Es dauert eine Weile, bis alles aufgebaut und die Drohne startklar ist. Mike behängt sie mit zwei Säcken, die zusammen knapp 20 Kilogramm schwer sind. In der Garage schlagen sich Eff und Koch mit Login-Daten für ihre Tablet-Computer und das Steuerungssystem herum, doch am Ende ertönt das tiefe Brummen der sechs Propeller, und der Vampir hebt ab. Zuerst geht es zu den Stellungen «Schitomir» und «Mond». Auf Effs digitaler Karte lässt sich der Flug genau verfolgen.

Der Vampir ist mit einer Wärmebildkamera ausgerüstet, deshalb sieht Koch die Gegend mit ihren zerschossenen Gebäuden von oben in Schwarz-Weiss. Das Abwerfen des Proviants erfordert einen guten Orientierungssinn und viel Fingerspitzengefühl. Eff ist für die Orientierung zuständig und korrigiert Koch jeweils, wenn der Vampir nicht genau am richtigen Ort schwebt. Es windet heftig, und es ist schwierig, die Drohne in der Luft zu stabilisieren.

Vier Bomben am Vampir

Dann gibt Eff den Befehl zum Abwurf. Der Sack fällt wie ein Stein, trifft eine Mauer und wird weggeschleudert. Die Szene wiederholt sich. Jeweils zwei Säcke werden zu den verabredeten Positionen geflogen. Danach kehrt der Vampir mit Autopilot zurück zur Garage und wird wieder beladen. Die Versorgungsaktion dauert gefühlt etwa eineinhalb Stunden.

Dann hängt Mike vier Bomben an den Vampir. Koch fliegt zu einer Markthalle, deren Dach durch Beschuss schon durchlöchert ist. Die Halle ist mehr als 100 Meter lang. Am einen Ende hat die Drohne vor wenigen Minuten noch Proviant und Batterien für die Ukrainer abgeworfen, doch am anderen Ende sollen sich Russen unter dem Dach versteckt haben. Eff dirigiert den Vampir jetzt ganz exakt. Unter anderem will er eine Bombe durch eines der Löcher im Dach ins Innere der Halle fallen lassen.

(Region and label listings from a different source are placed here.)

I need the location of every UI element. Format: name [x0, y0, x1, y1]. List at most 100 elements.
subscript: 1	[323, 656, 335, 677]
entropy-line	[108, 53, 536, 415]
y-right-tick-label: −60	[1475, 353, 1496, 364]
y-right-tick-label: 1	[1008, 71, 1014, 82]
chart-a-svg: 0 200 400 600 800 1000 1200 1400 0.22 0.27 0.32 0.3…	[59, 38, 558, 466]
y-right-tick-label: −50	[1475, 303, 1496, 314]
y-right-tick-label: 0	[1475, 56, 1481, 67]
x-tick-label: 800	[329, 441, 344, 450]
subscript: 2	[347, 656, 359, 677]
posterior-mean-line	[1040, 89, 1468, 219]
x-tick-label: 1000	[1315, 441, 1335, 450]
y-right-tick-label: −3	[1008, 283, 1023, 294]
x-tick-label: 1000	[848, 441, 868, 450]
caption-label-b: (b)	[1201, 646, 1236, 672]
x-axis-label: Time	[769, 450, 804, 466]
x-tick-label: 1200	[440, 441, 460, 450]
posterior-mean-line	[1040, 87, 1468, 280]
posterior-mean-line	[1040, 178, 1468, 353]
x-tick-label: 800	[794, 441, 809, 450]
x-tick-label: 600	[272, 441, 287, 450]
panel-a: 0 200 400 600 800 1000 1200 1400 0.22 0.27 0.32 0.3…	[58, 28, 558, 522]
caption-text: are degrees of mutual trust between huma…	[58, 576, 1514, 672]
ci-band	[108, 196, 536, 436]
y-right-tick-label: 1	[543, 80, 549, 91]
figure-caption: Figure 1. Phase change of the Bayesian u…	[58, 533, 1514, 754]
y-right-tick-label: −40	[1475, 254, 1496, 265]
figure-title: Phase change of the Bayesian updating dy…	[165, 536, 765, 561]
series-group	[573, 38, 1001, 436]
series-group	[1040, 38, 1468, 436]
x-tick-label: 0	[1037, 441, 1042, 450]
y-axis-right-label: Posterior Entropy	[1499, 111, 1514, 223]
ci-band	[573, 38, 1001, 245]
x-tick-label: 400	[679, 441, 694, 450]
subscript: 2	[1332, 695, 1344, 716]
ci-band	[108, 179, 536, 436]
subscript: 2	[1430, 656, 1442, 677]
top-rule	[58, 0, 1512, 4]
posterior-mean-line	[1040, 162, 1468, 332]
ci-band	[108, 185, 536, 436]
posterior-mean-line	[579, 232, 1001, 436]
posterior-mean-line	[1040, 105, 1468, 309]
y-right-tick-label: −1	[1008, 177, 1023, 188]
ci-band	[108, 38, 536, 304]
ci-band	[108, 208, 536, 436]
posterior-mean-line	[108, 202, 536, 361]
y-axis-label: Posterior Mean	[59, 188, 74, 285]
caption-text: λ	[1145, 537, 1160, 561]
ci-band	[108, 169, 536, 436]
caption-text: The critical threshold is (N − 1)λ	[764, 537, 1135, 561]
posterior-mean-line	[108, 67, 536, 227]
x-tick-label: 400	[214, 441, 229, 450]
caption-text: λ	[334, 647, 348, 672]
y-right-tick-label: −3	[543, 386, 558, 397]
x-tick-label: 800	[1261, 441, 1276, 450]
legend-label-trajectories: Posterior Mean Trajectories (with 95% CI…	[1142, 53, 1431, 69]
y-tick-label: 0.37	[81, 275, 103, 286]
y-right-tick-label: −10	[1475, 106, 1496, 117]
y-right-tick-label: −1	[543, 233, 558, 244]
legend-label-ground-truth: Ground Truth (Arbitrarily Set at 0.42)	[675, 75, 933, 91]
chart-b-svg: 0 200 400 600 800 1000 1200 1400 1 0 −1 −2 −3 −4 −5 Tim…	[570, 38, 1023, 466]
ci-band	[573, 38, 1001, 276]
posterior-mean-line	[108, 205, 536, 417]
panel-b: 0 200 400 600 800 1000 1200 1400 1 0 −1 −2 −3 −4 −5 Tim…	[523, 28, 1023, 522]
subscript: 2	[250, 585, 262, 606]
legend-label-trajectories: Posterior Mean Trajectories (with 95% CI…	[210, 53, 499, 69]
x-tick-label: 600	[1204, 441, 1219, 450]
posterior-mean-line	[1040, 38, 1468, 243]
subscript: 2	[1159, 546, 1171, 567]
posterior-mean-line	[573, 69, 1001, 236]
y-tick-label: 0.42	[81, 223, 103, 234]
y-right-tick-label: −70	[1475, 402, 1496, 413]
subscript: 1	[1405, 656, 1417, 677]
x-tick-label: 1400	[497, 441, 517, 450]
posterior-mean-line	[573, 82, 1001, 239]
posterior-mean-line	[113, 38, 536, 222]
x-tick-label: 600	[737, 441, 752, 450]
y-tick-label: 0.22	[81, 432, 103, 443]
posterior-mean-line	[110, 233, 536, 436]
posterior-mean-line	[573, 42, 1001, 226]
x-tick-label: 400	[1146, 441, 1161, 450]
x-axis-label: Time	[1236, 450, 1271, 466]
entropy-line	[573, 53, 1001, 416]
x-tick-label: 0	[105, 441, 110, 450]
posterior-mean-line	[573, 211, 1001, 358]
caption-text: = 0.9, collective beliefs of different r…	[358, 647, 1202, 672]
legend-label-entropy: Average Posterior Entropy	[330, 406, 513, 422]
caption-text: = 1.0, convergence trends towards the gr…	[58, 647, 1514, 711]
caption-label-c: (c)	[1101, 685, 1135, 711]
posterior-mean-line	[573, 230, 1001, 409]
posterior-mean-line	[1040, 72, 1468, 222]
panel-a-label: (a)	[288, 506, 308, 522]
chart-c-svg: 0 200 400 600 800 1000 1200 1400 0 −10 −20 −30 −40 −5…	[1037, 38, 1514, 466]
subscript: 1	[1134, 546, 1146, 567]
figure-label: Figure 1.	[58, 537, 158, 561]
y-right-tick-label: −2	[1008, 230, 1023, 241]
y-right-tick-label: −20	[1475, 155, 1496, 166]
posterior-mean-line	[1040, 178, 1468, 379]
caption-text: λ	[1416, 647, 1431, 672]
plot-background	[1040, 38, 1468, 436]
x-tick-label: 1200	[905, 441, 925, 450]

Einschlag einer Bombe auf dem Dach der Markthalle.Bild: Josef Zehnder/ch media

Das gelingt dem Piloten, und in kurzen Abständen sind auf den Bildschirmen der Tablets die Feuerbälle der Explosionen zu sehen. Ob jemand dabei zu Schaden kommt, lässt sich so schnell nicht sagen. Aber der Abwurf des Proviants hat geklappt, die ukrainischen Bodentruppen haben den Erhalt bestätigt. Nach etwa drei Stunden im Einsatz geht es zurück zur Basis. Das Grollen der Kanonen begleitet uns noch eine Weile.